Model Predictive Control for Magnetically-Actuated Cellbots

TL;DR

This paper introduces a novel control framework combining Model Predictive Control with Gaussian Processes to improve the trajectory tracking of magnetically-actuated cellbots by effectively estimating unmodeled disturbances.

Contribution

First integration of data-driven Gaussian Process modeling with model-based MPC for magnetic cellbot control, enhancing tracking accuracy with limited data.

Findings

Improved trajectory tracking accuracy in experiments

Effective disturbance estimation with Gaussian Processes

First to combine data-driven modeling with MPC for magnetic cellbots

Abstract

This paper presents a control framework for magnetically actuated cellbots, which combines Model Predictive Control (MPC) with Gaussian Processes (GPs) as a disturbance estimator for precise trajectory tracking.

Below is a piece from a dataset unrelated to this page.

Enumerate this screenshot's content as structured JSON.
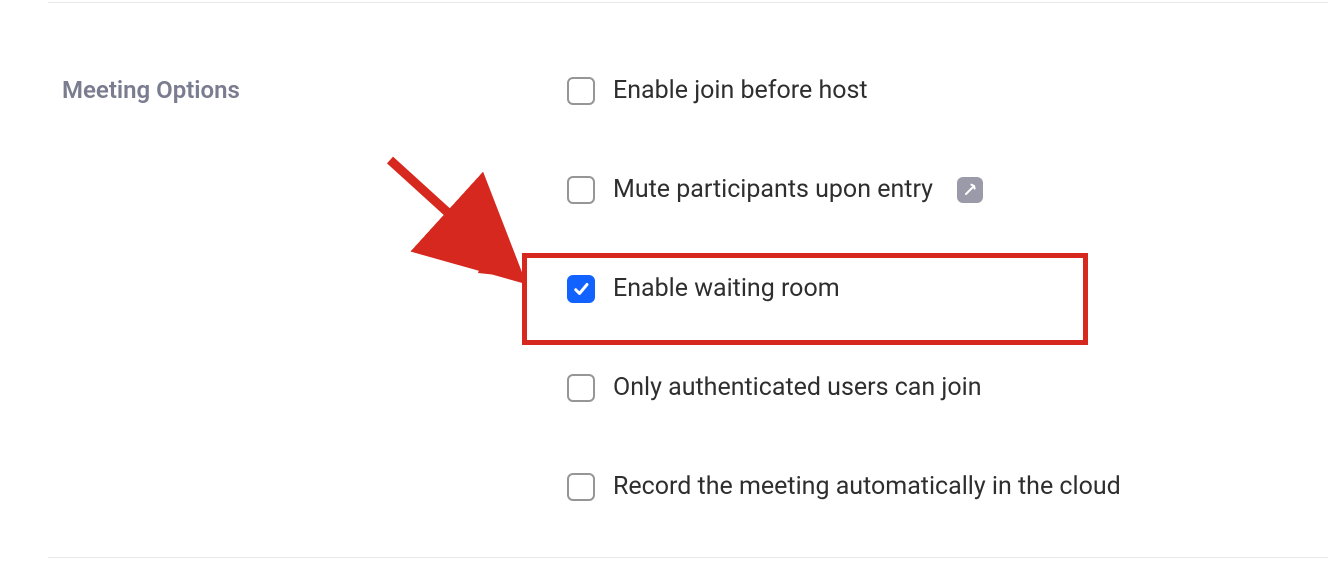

To address the challenges posed by unmodeled dynamics, we integrate data-driven modeling with model-based control to accurately track desired trajectories using relatively small data. To the best of our knowledge, this is the first work to integrate data-driven modeling with model-based control for the magnetic actuation of cellbots. The GP effectively learns and predicts unmodeled disturbances, providing uncertainty bounds as well. We validate our method through experiments with cellbots, demonstrating improved trajectory tracking accuracy.